The safety and tolerability of Vabomere was also assessed in a phase one randomized, placebo-controlled, double-blind, sequential single- and multiple-ascending-dose study of 80 healthy adult subjects by Griffith et al. No subjects discontinued the study due to adverse events (AEs), and no serious AEs (SAEs) were observed. Mild lethargy was noted as the only unique AE, and was primarily reported with the higher doses of vaborbactam. In testing of pharmacokinetic properties of combination meropenem–vaborbactam in 26 healthy adults by Wenzler et al., one subject had to discontinue the administration of meropenem-varobactam due to chest discomfort, dizziness, and dyspnea.

Vabomere does have some potential holes in its coverage however. Similar to ceftazidime-avibactam, it lacks inhibition of class B MBLs (the most notable of these is NDM-1). When tested against 4500 Gram-negative clinical isolates from 11 New York City hospitals, Lapuebla and colleagues found that Vabomere inhibited growth of 98.5% of multi-drug-resistant CRE isolates. However, Vabomere had reduced activity against two KPC-producing K. pneumoniae isolates, which had reduced OmpK35 and OmpK36 expression. Notably, vaborbactam did not improve the activity of meropenem against A. baumannii and P. aeruginosa, due to alternative mechanisms of drug resistance including alternation in porin channels and drug efflux.

With increasing rates of resistance developing with the use of ceftazidime–avibactam (“You use it- you lose it”), Vabomere is a welcomed addition in the arsenal for the treatment of ESBL and CRE infections.

It was previously destined to be called Carbavance but seems that the manufactures had a change of heart and went with Vabomere.  What other ridiculous antibiotics names do you have soft spot for? What do you think of Vabomere vs Carbavance.

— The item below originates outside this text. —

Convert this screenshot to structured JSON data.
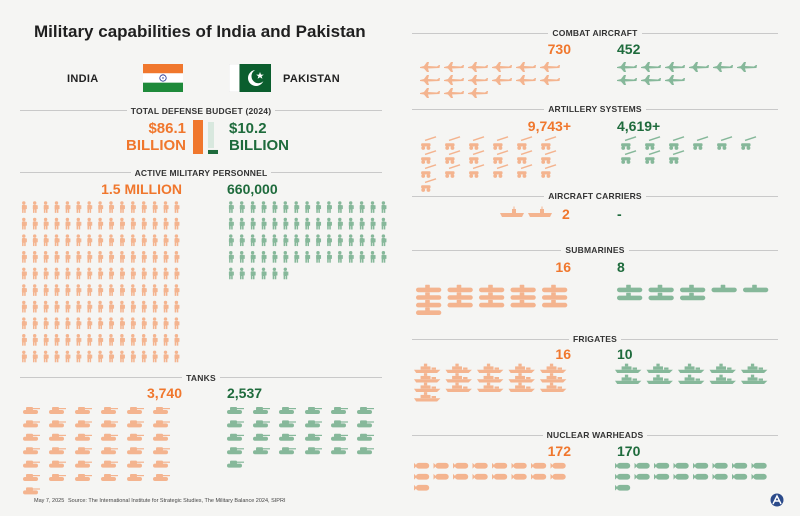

I personally think we have a dearth of antibiotics which start with the letter V, so my vote goes to Vabomere. Both seem like some ridiculous dark lord nemesis names. But maybe that’s what’s needed to combat the rising rates of ESBL and MDR organisms.

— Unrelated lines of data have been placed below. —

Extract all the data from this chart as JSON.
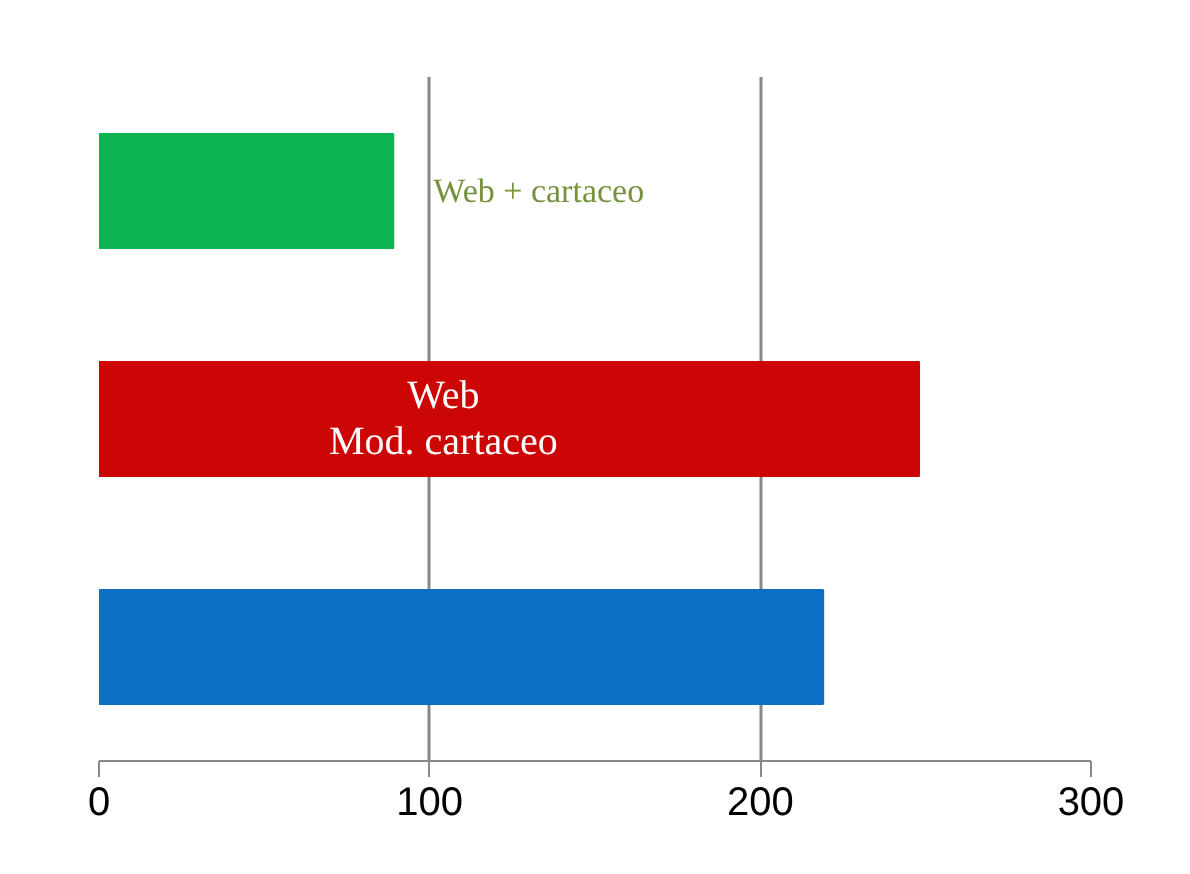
{
  "chart_data": {
    "type": "bar",
    "orientation": "horizontal",
    "categories": [
      null,
      null,
      null
    ],
    "values": [
      89,
      248,
      219
    ],
    "colors": [
      "#0cb552",
      "#cc0605",
      "#0b6fc4"
    ],
    "xlim": [
      0,
      300
    ],
    "xticks": [
      0,
      100,
      200,
      300
    ],
    "grid": "x",
    "tick_labels": "x",
    "annotations": [
      "Web + cartaceo",
      "Web\nMod. cartaceo"
    ]
  }
}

-Ahmed Babiker, MBBS;  1st Year ID Fellow at Pitt

References:

Press Announcement

Griffith DC, Loutit JS, Morgan EE, Durso S, Dudley MN. Phase 1 Study of the Safety, Tolerability, and Pharmacokinetics of the β-Lactamase Inhibitor Vaborbactam (RPX7009) in Healthy Adult Subjects. Antimicrob Agents Chemother. 2016 Sep 23;60(10):6326-32.

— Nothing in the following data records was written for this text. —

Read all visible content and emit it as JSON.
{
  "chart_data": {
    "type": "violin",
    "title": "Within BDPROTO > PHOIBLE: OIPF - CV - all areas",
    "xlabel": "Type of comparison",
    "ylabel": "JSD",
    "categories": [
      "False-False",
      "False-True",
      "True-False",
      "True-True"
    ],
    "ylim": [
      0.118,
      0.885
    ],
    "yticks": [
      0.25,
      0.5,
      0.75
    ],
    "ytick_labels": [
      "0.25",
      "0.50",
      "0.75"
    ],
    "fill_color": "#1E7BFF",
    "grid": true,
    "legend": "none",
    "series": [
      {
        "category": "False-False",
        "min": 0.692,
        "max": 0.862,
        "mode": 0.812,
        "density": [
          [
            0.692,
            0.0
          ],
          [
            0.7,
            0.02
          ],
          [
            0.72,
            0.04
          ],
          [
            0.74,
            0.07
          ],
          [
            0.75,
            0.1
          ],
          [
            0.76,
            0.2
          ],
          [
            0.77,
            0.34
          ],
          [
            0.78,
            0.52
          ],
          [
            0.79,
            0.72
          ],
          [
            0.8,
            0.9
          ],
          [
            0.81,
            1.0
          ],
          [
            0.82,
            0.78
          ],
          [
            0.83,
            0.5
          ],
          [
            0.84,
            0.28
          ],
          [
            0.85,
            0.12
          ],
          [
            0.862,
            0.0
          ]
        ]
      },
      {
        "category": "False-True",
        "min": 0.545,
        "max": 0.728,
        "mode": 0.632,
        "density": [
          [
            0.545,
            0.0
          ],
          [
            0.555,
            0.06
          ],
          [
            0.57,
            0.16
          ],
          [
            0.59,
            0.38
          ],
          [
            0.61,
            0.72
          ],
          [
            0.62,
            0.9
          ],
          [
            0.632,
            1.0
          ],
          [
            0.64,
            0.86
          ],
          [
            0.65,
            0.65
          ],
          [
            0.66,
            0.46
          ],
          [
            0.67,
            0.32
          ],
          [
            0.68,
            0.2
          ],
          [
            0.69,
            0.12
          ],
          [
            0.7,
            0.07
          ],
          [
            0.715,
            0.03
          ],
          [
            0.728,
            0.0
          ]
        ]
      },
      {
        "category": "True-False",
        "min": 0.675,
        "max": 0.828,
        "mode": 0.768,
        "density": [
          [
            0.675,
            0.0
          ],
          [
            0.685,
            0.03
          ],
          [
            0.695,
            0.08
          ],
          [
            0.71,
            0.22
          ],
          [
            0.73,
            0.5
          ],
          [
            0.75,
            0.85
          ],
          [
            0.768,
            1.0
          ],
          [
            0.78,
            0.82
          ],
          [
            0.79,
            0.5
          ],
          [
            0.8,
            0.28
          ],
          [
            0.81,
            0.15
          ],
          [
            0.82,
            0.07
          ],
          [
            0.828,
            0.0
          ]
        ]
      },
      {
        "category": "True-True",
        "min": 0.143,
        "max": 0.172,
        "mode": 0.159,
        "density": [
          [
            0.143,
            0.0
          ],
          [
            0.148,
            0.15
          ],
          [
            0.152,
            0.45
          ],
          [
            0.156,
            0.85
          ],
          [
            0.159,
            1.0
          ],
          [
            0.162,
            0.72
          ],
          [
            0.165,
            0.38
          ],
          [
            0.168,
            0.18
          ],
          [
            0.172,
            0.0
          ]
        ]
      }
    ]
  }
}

Lapuebla A, Abdallah M, Olafisoye O, Cortes C, Urban C, Quale J, et al. Activity of meropenem combined with RPX7009, a novel β-lactamase inhibitor, against gram-negative clinical isolates in New York City. Antimicrob Agents Chemother. 2015;59(8):4856–60

Wenzler E, Gotfried MH, Loutit JS, Durso S, Griffith DC, Dudley MN, et al. Meropenem-RPX7009 concentrations in plasma, epithelial lining fluid, and alveolar macrophages of healthy adult subjects. Antimicrob Agents Chemother. 2015;59(12):7232–9.

Wong D & van Duin D. Novel Beta-Lactamase Inhibitors: Unlocking Their Potential in Therapy. Drugs. 2017 Apr;77(6):615-628.